Não devemos cessar de buscar a Deus, porque não se deve deixar de amá-Lo, diz Santo Agostinho: Deus est sine fine quaerendus, quia sine fine amandus (Civit. Dei).
O que se deve fazer para ter bons desejos
O desejo de conhecer, de amar e de servir a Deus é coisa tão ardente como o fogo: o desejo não se pode conter interiormente, senão que se lança fora por meio de suspiros, palavras e obras.
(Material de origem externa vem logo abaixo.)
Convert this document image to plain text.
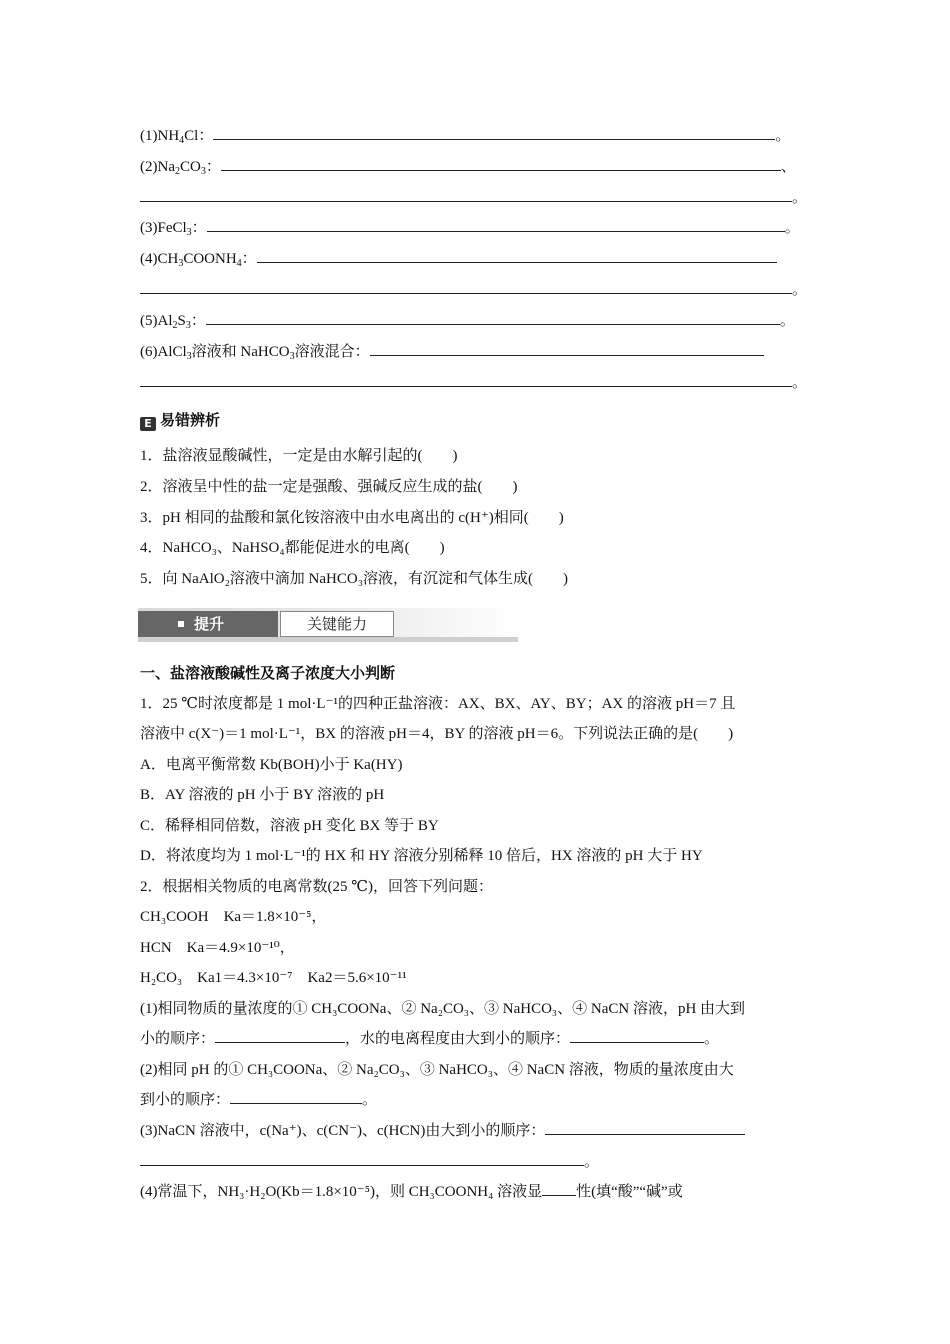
$(1)NH_4Cl$：	。
$(2)Na_2CO_3$：	、
。
(3)FeCl$_3$：	。
$(4)CH_3COONH_4$：
。
$(5)Al_2S_3$：	。
(6)AlCl$_3$溶液和 NaHCO$_3$溶液混合：
。
E 易错辨析
1．盐溶液显酸碱性，一定是由水解引起的(　　)
2．溶液呈中性的盐一定是强酸、强碱反应生成的盐(　　)
3．pH 相同的盐酸和氯化铵溶液中由水电离出的 c(H⁺)相同(　　)
4．NaHCO₃、NaHSO₄都能促进水的电离(　　)
5．向 NaAlO₂溶液中滴加 NaHCO₃溶液，有沉淀和气体生成(　　)
提升	关键能力
一、盐溶液酸碱性及离子浓度大小判断
1．25 ℃时浓度都是 1 mol·L⁻¹的四种正盐溶液：AX、BX、AY、BY；AX 的溶液 pH＝7 且
溶液中 c(X⁻)＝1 mol·L⁻¹，BX 的溶液 pH＝4，BY 的溶液 pH＝6。下列说法正确的是(　　)
A．电离平衡常数 Kb(BOH)小于 Ka(HY)
B．AY 溶液的 pH 小于 BY 溶液的 pH
C．稀释相同倍数，溶液 pH 变化 BX 等于 BY
D．将浓度均为 1 mol·L⁻¹的 HX 和 HY 溶液分别稀释 10 倍后，HX 溶液的 pH 大于 HY
2．根据相关物质的电离常数(25 ℃)，回答下列问题：
CH₃COOH　Ka＝1.8×10⁻⁵，
HCN　Ka＝4.9×10⁻¹⁰，
H₂CO₃　Ka1＝4.3×10⁻⁷　Ka2＝5.6×10⁻¹¹
(1)相同物质的量浓度的① CH₃COONa、② Na₂CO₃、③ NaHCO₃、④ NaCN 溶液，pH 由大到
小的顺序：	，水的电离程度由大到小的顺序：	。
(2)相同 pH 的① CH₃COONa、② Na₂CO₃、③ NaHCO₃、④ NaCN 溶液，物质的量浓度由大
到小的顺序：	。
(3)NaCN 溶液中，c(Na⁺)、c(CN⁻)、c(HCN)由大到小的顺序：
。
(4)常温下，NH₃·H₂O(Kb＝1.8×10⁻⁵)，则 CH₃COONH₄ 溶液显 性(填“酸”“碱”或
Quatro qualidades tem o cervo[2]:
1.° É inimigo declarado das cobras, e faz-lhes uma contínua guerra; queremos também que Deus nos cumule de santos desejos? Façamos ao demônio, antiga e venenosa serpente, uma guerra encarniçada;
2.° Quando o cervo vê-se perseguido pelos caçadores, foge com rapidez, e não se detém até alcançar o cume das mais altas montanhas. Perseguidos também nós pelo demônio, o mundo e a concupiscência, subamos prontamente às montanhas eternas, e imploremos o socorro do Céu; então, nossas almas ficarão plenas de piedosos desejos;
3.° Os cervos observam por instinto aquele preceito de São Paulo aos Gálatas: Alter alterius onera portate (Gl 6, 2). Porque, quando os cervos transitam em manada, reclinam sua cabeça carregada com o peso de seus chifres no grupo daqueles que lhe precedem. Assim, pois, se queremos ter desejos santos, sejamos caritativos e condescendentes com o próximo; e
4.° Quando os cervos estão devorados de ardente sede, nenhum obstáculo lhes pode impedir de buscar água. Vençamos, da mesma maneira, todos os obstáculos que se oponham à realização de nossos bons desejos.
Referências:
[1] Hinc illa satietas sine fastidio. Hinc insatiabilis illa sine inquietudine curiositas. Hinc aeternum illud atque inexplicabile desiderium nesciens egestatem. Hinc denique sóbria illa ebrietas, vero, non mero ingurgitans; non madens vino, sed ardens Deo (Serm. LXXXIV).
[2] Mamífero ruminante, da família dos cervídeos (Nota do tradutor).